Today’s quick hits, Jan. 6, 2020

Chocolate companies open door to regulation (Washington Post): Some of the world’s largest chocolate companies, acknowledging that voluntary efforts were ineffective, opened the door to EU regulation against the widespread use of child labor on cocoa farms in Africa.

EPA advisers fault EPA on science (New York Times): An EPA advisory panel of scientists, many of them appointed by the Trump administration, said that three wide-reaching EPA proposals, including its “waters of the United States” rule on the upstream reach of the clean-water law, are at odds with established science.

Coalition seeks ag-labor reform (DTN/Progressive Farmer): Pointing to a 6-percent increase in wages for guestworkers, the Agriculture Workforce Coalition called on the Senate to reform the H-2A guestworker visa to allow year-round employment of foreign agricultural workers.

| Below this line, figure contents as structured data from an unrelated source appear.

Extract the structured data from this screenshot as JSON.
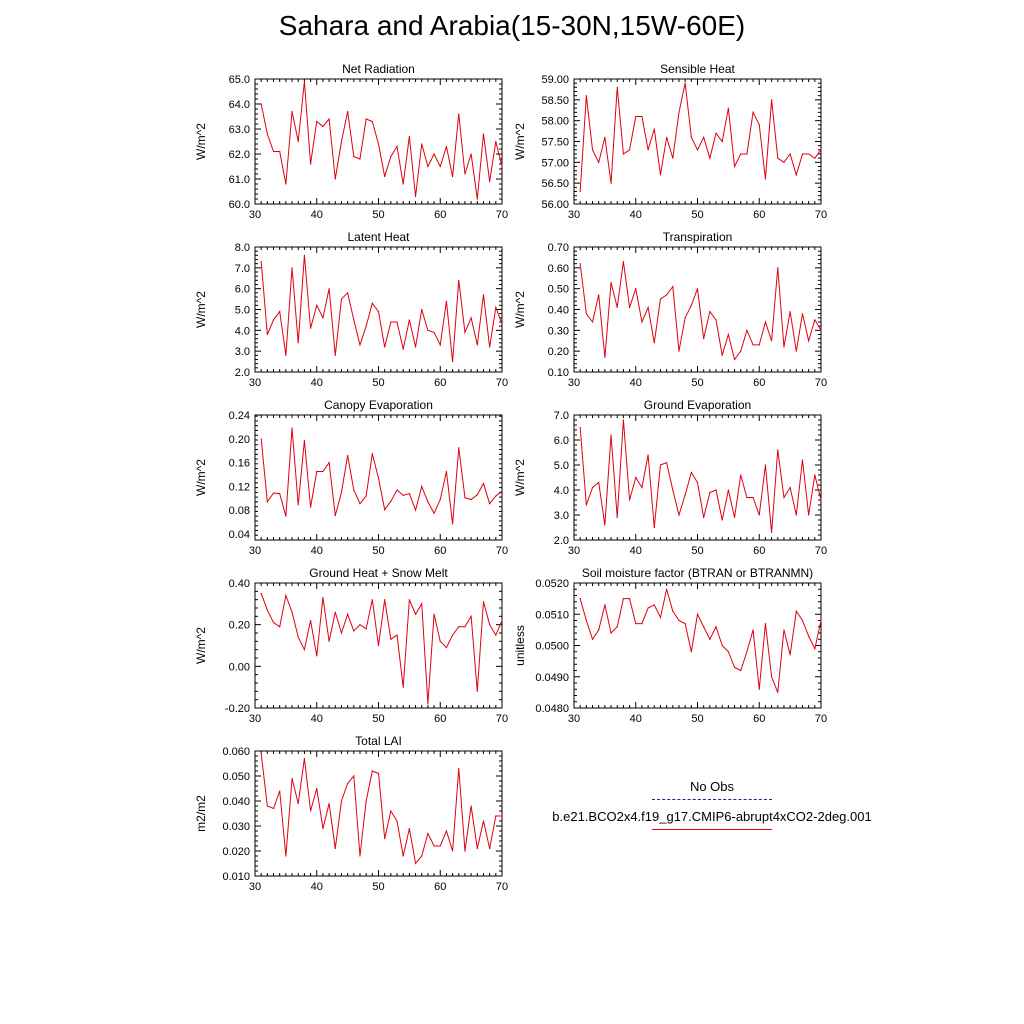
{
  "title": "Sahara and Arabia(15-30N,15W-60E)",
  "legend": [
    {
      "label": "No Obs",
      "color": "#20209a",
      "style": "dashed"
    },
    {
      "label": "b.e21.BCO2x4.f19_g17.CMIP6-abrupt4xCO2-2deg.001",
      "color": "#e0000f",
      "style": "solid"
    }
  ],
  "chart_data": [
    {
      "type": "line",
      "title": "Net Radiation",
      "ylabel": "W/m^2",
      "xlim": [
        30,
        70
      ],
      "xticks": [
        30,
        40,
        50,
        60,
        70
      ],
      "x_start": 31,
      "ylim": [
        60,
        65
      ],
      "yticks": [
        "60.0",
        "61.0",
        "62.0",
        "63.0",
        "64.0",
        "65.0"
      ],
      "series": [
        {
          "color": "#e0000f",
          "values": [
            64.0,
            62.8,
            62.1,
            62.1,
            60.8,
            63.7,
            62.5,
            64.9,
            61.6,
            63.3,
            63.1,
            63.4,
            61.0,
            62.5,
            63.7,
            61.9,
            61.8,
            63.4,
            63.3,
            62.4,
            61.1,
            61.9,
            62.3,
            60.8,
            62.7,
            60.3,
            62.4,
            61.5,
            62.0,
            61.5,
            62.3,
            61.1,
            63.6,
            61.2,
            62.0,
            60.2,
            62.8,
            60.9,
            62.5,
            61.5
          ]
        }
      ]
    },
    {
      "type": "line",
      "title": "Sensible Heat",
      "ylabel": "W/m^2",
      "xlim": [
        30,
        70
      ],
      "xticks": [
        30,
        40,
        50,
        60,
        70
      ],
      "x_start": 31,
      "ylim": [
        56,
        59
      ],
      "yticks": [
        "56.00",
        "56.50",
        "57.00",
        "57.50",
        "58.00",
        "58.50",
        "59.00"
      ],
      "series": [
        {
          "color": "#e0000f",
          "values": [
            56.3,
            58.6,
            57.3,
            57.0,
            57.6,
            56.5,
            58.8,
            57.2,
            57.3,
            58.1,
            58.1,
            57.3,
            57.8,
            56.7,
            57.6,
            57.1,
            58.2,
            58.9,
            57.6,
            57.3,
            57.6,
            57.1,
            57.7,
            57.5,
            58.3,
            56.9,
            57.2,
            57.2,
            58.2,
            57.9,
            56.6,
            58.5,
            57.1,
            57.0,
            57.2,
            56.7,
            57.2,
            57.2,
            57.1,
            57.3
          ]
        }
      ]
    },
    {
      "type": "line",
      "title": "Latent Heat",
      "ylabel": "W/m^2",
      "xlim": [
        30,
        70
      ],
      "xticks": [
        30,
        40,
        50,
        60,
        70
      ],
      "x_start": 31,
      "ylim": [
        2,
        8
      ],
      "yticks": [
        "2.0",
        "3.0",
        "4.0",
        "5.0",
        "6.0",
        "7.0",
        "8.0"
      ],
      "series": [
        {
          "color": "#e0000f",
          "values": [
            7.3,
            3.8,
            4.5,
            4.9,
            2.8,
            7.0,
            3.4,
            7.6,
            4.1,
            5.2,
            4.6,
            6.0,
            2.8,
            5.5,
            5.8,
            4.5,
            3.3,
            4.2,
            5.3,
            4.9,
            3.2,
            4.4,
            4.4,
            3.1,
            4.5,
            3.2,
            5.0,
            4.0,
            3.9,
            3.3,
            5.4,
            2.5,
            6.4,
            3.9,
            4.6,
            3.3,
            5.7,
            3.2,
            5.1,
            4.3
          ]
        }
      ]
    },
    {
      "type": "line",
      "title": "Transpiration",
      "ylabel": "W/m^2",
      "xlim": [
        30,
        70
      ],
      "xticks": [
        30,
        40,
        50,
        60,
        70
      ],
      "x_start": 31,
      "ylim": [
        0.1,
        0.7
      ],
      "yticks": [
        "0.10",
        "0.20",
        "0.30",
        "0.40",
        "0.50",
        "0.60",
        "0.70"
      ],
      "series": [
        {
          "color": "#e0000f",
          "values": [
            0.62,
            0.38,
            0.34,
            0.47,
            0.17,
            0.53,
            0.41,
            0.63,
            0.41,
            0.5,
            0.34,
            0.41,
            0.24,
            0.45,
            0.47,
            0.51,
            0.2,
            0.36,
            0.42,
            0.5,
            0.26,
            0.39,
            0.35,
            0.18,
            0.28,
            0.16,
            0.2,
            0.3,
            0.23,
            0.23,
            0.34,
            0.25,
            0.6,
            0.22,
            0.39,
            0.2,
            0.38,
            0.25,
            0.35,
            0.3
          ]
        }
      ]
    },
    {
      "type": "line",
      "title": "Canopy Evaporation",
      "ylabel": "W/m^2",
      "xlim": [
        30,
        70
      ],
      "xticks": [
        30,
        40,
        50,
        60,
        70
      ],
      "x_start": 31,
      "ylim": [
        0.03,
        0.24
      ],
      "yticks": [
        "0.04",
        "0.08",
        "0.12",
        "0.16",
        "0.20",
        "0.24"
      ],
      "series": [
        {
          "color": "#e0000f",
          "values": [
            0.2,
            0.094,
            0.109,
            0.108,
            0.07,
            0.218,
            0.089,
            0.197,
            0.085,
            0.145,
            0.145,
            0.16,
            0.071,
            0.11,
            0.172,
            0.114,
            0.091,
            0.104,
            0.175,
            0.134,
            0.081,
            0.095,
            0.114,
            0.105,
            0.108,
            0.08,
            0.12,
            0.094,
            0.075,
            0.098,
            0.145,
            0.057,
            0.185,
            0.101,
            0.098,
            0.106,
            0.125,
            0.091,
            0.104,
            0.112
          ]
        }
      ]
    },
    {
      "type": "line",
      "title": "Ground Evaporation",
      "ylabel": "W/m^2",
      "xlim": [
        30,
        70
      ],
      "xticks": [
        30,
        40,
        50,
        60,
        70
      ],
      "x_start": 31,
      "ylim": [
        2,
        7
      ],
      "yticks": [
        "2.0",
        "3.0",
        "4.0",
        "5.0",
        "6.0",
        "7.0"
      ],
      "series": [
        {
          "color": "#e0000f",
          "values": [
            6.5,
            3.4,
            4.1,
            4.3,
            2.6,
            6.2,
            2.9,
            6.8,
            3.6,
            4.5,
            4.1,
            5.4,
            2.5,
            5.0,
            5.1,
            4.0,
            3.0,
            3.8,
            4.7,
            4.3,
            2.9,
            3.9,
            4.0,
            2.8,
            4.0,
            2.9,
            4.6,
            3.7,
            3.7,
            3.0,
            5.0,
            2.3,
            5.6,
            3.7,
            4.1,
            3.0,
            5.2,
            3.0,
            4.6,
            3.6
          ]
        }
      ]
    },
    {
      "type": "line",
      "title": "Ground Heat + Snow Melt",
      "ylabel": "W/m^2",
      "xlim": [
        30,
        70
      ],
      "xticks": [
        30,
        40,
        50,
        60,
        70
      ],
      "x_start": 31,
      "ylim": [
        -0.2,
        0.4
      ],
      "yticks": [
        "-0.20",
        "0.00",
        "0.20",
        "0.40"
      ],
      "series": [
        {
          "color": "#e0000f",
          "values": [
            0.35,
            0.27,
            0.21,
            0.19,
            0.34,
            0.26,
            0.14,
            0.08,
            0.22,
            0.05,
            0.33,
            0.12,
            0.26,
            0.16,
            0.25,
            0.17,
            0.2,
            0.18,
            0.32,
            0.1,
            0.32,
            0.13,
            0.15,
            -0.1,
            0.32,
            0.25,
            0.3,
            -0.18,
            0.25,
            0.12,
            0.09,
            0.15,
            0.19,
            0.19,
            0.24,
            -0.12,
            0.31,
            0.2,
            0.15,
            0.22
          ]
        }
      ]
    },
    {
      "type": "line",
      "title": "Soil moisture factor (BTRAN or BTRANMN)",
      "ylabel": "unitless",
      "xlim": [
        30,
        70
      ],
      "xticks": [
        30,
        40,
        50,
        60,
        70
      ],
      "x_start": 31,
      "ylim": [
        0.048,
        0.052
      ],
      "yticks": [
        "0.0480",
        "0.0490",
        "0.0500",
        "0.0510",
        "0.0520"
      ],
      "series": [
        {
          "color": "#e0000f",
          "values": [
            0.0515,
            0.0508,
            0.0502,
            0.0505,
            0.0513,
            0.0504,
            0.0506,
            0.0515,
            0.0515,
            0.0507,
            0.0507,
            0.0512,
            0.0513,
            0.0509,
            0.0518,
            0.0511,
            0.0508,
            0.0507,
            0.0498,
            0.051,
            0.0506,
            0.0502,
            0.0506,
            0.05,
            0.0498,
            0.0493,
            0.0492,
            0.0498,
            0.0505,
            0.0486,
            0.0507,
            0.049,
            0.0485,
            0.0505,
            0.0497,
            0.0511,
            0.0508,
            0.0503,
            0.0499,
            0.0508
          ]
        }
      ]
    },
    {
      "type": "line",
      "title": "Total LAI",
      "ylabel": "m2/m2",
      "xlim": [
        30,
        70
      ],
      "xticks": [
        30,
        40,
        50,
        60,
        70
      ],
      "x_start": 31,
      "ylim": [
        0.01,
        0.06
      ],
      "yticks": [
        "0.010",
        "0.020",
        "0.030",
        "0.040",
        "0.050",
        "0.060"
      ],
      "series": [
        {
          "color": "#e0000f",
          "values": [
            0.059,
            0.038,
            0.037,
            0.044,
            0.018,
            0.049,
            0.039,
            0.057,
            0.036,
            0.045,
            0.029,
            0.039,
            0.021,
            0.04,
            0.047,
            0.05,
            0.018,
            0.04,
            0.052,
            0.051,
            0.025,
            0.036,
            0.032,
            0.018,
            0.029,
            0.015,
            0.018,
            0.027,
            0.022,
            0.022,
            0.028,
            0.02,
            0.053,
            0.02,
            0.038,
            0.021,
            0.032,
            0.021,
            0.034,
            0.034
          ]
        }
      ]
    }
  ]
}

Revised guideline on livestock claims (Federal Register): The Food Safety and Inspection Service updated its guideline on meat and poultry labels, with steps such as prohibiting feedlot beef from being sold as grass-fed and adding information about the use of “free range” to describe poultry and eggs.

U.S. hog herd expands (USDA): The hog inventory totaled 77.3 million head on Dec. 1, up 3 percent from a year earlier and part of an overall rise in hog numbers that began in 2013 when there were less than 63 million head on U.S. farms.